Author: Anil Gurbuz
Last Updated: 17 Apr 2019
Gradient descent is one of the most widely used optimisation algorithms in machine learning models. This algorithm updates the model weights using the derivative of the cost function to end up with new weights that leads to a lower cost value.
Difference between BGD and SGD in terms of implementation is the frequency of the weight updates. SGD update the weights by using the gradients of one training example where as BGD uses average gradient of batch of training examples. This immediately implies that for same number of iterations SGD makes batch size times more weight updates than BGD.
In this notebook, I will implement both of those algorithms from scratch and also observe the difference between their convergence behaviour.

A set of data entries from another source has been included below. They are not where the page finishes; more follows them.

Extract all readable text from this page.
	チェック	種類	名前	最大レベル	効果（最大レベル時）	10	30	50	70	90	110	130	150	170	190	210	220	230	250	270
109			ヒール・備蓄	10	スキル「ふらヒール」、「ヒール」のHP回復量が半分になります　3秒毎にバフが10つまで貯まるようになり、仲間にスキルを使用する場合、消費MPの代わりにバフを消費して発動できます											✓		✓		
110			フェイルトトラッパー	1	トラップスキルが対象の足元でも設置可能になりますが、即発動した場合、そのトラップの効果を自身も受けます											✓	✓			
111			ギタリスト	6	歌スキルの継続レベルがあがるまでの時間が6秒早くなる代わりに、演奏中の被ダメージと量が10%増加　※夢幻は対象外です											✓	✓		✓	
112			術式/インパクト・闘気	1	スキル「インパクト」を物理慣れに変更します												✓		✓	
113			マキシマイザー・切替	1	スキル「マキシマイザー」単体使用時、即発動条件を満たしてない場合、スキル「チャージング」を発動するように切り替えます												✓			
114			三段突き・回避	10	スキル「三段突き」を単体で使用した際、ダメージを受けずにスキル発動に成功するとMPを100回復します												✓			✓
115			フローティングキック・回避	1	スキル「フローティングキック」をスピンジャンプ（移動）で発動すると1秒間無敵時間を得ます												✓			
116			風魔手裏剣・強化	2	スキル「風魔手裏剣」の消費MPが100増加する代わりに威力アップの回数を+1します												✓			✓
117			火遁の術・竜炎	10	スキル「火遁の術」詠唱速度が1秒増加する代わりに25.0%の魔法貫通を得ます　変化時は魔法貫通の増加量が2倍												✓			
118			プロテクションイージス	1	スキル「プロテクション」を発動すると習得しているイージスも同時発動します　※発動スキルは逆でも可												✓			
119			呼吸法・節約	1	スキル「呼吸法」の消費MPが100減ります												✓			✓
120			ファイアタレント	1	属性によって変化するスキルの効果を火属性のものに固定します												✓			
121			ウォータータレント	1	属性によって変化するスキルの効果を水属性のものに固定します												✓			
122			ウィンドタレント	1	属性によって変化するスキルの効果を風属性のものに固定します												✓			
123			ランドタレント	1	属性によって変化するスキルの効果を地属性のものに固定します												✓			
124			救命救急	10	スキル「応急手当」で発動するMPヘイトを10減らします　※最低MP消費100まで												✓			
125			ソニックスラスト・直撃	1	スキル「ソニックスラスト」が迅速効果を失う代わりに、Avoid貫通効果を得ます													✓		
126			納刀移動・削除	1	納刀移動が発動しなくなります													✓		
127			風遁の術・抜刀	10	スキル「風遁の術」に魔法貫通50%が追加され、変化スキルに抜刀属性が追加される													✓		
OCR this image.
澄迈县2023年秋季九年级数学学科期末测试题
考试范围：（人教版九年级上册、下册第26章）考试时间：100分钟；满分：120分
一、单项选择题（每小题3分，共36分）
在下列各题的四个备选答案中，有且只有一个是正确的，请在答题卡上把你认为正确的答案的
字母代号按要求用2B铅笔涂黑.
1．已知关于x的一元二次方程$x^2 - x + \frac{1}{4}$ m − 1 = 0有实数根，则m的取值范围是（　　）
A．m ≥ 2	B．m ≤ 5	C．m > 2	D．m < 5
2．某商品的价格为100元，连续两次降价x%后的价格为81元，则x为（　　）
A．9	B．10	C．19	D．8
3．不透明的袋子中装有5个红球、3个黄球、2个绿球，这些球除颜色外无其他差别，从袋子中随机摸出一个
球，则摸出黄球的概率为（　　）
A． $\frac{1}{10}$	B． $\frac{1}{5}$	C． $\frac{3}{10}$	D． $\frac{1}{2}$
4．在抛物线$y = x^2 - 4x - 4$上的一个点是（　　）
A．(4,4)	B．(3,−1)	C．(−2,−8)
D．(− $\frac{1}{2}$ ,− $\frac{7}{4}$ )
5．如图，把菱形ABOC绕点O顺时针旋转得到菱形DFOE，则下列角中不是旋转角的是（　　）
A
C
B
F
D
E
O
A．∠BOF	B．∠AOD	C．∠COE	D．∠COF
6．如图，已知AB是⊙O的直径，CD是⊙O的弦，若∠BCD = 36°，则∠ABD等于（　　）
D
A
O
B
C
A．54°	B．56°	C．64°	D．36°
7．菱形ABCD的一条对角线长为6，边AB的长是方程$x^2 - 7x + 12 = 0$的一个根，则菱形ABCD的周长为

Finally, I will explain reasons behind those different convergence behaviours.
# Load libraries
library(ggplot2)
library(reshape2)
options(warn=-1)
options(repr.plot.width=6, repr.plot.height=4)
# Load Datasets
train = read.csv('train.csv')
test = read.csv('test.csv')
# Seperate predictors and labels
train.data = train[,-5]
train.label = train[,5]
test.data = test[,-5]
test.label = test[,5]
# Normalise data
train.data=scale(train.data)
train.label=scale(train.label)
test.data=scale(test.data)
test.label=scale(test.label)
train.len = nrow(train)
test.len = nrow(test)
# Basic training configuration
lambda = 0.001 # Regularisation coefficient
eta = 0.01 # Learning rate
epsilon = mean(train.label)*0.1 # a threshold on the cost (to terminate the process)
max.epoch=20
# auxiliary function to calculate the predictions of the model
predict_func <- function(Phi,w){
return (Phi%*%w)
}
# auxiliary function to calculate a cost function
obj_func <- function(Phi, w, label, lambda){
return (0.5*(mean((label - predict_func(Phi,w))^2)) + 0.5*lambda*(w%*%w))
}
sgd_model <- function(train.data, train.label, train.len, eta, lambda, max.epoch, epsilon){
Phi <- as.matrix(cbind('X0'=1, train.data)) # add a column of 1
T <- train.label # rename just for conviniance
tau.max <- max.epoch*train.len # maximum number of iterations
W <- matrix(,nrow=tau.max, ncol=ncol(Phi)) # be used to store the estimated oefficients
W[1,] <- runif(ncol(Phi)) # initial weight
# to be used to trace value of objective function in each iteration
objective <- data.frame('tau'=1:tau.max)
objective[1,'Train_Error']= obj_func(Phi, W[1,], train.label, lambda)
tau <- 1 # iteration counter
terminate <- FALSE
while(!terminate){
# check termination criteria:
terminate <- tau >= tau.max | obj_func(Phi, W[tau,],T,lambda)<=epsilon
# shuffle data:
train.index <- sample(1:train.len, train.len, replace = FALSE)
Phi <- Phi[train.index,]
T <- T[train.index]
# for each datapoint:
for (i in 1:train.len){
# check termination criteria:
if (tau >= tau.max | obj_func(Phi, W[tau,],T,lambda)<=epsilon) {terminate<-TRUE;break}
t_pred = predict_func(Phi[i,], W[tau,])
# for each coefficient:
for (j in 1: ncol(W)){
# update the coefficient:
W[(tau+1),j] <- W[tau,j] - eta * (-(T[i]-t_pred) * Phi[i,j] +lambda*W[tau,j])
}
# update the counter:
tau <- tau + 1
objective[tau, 'Train_Error'] <- obj_func(as.matrix(cbind(1, train.data)), W[tau,],train.label,lambda)
}
}
W <- W[1:tau,]
W=as.data.frame(W)
colnames(W) = c('x0','x1','x2','x3','x4')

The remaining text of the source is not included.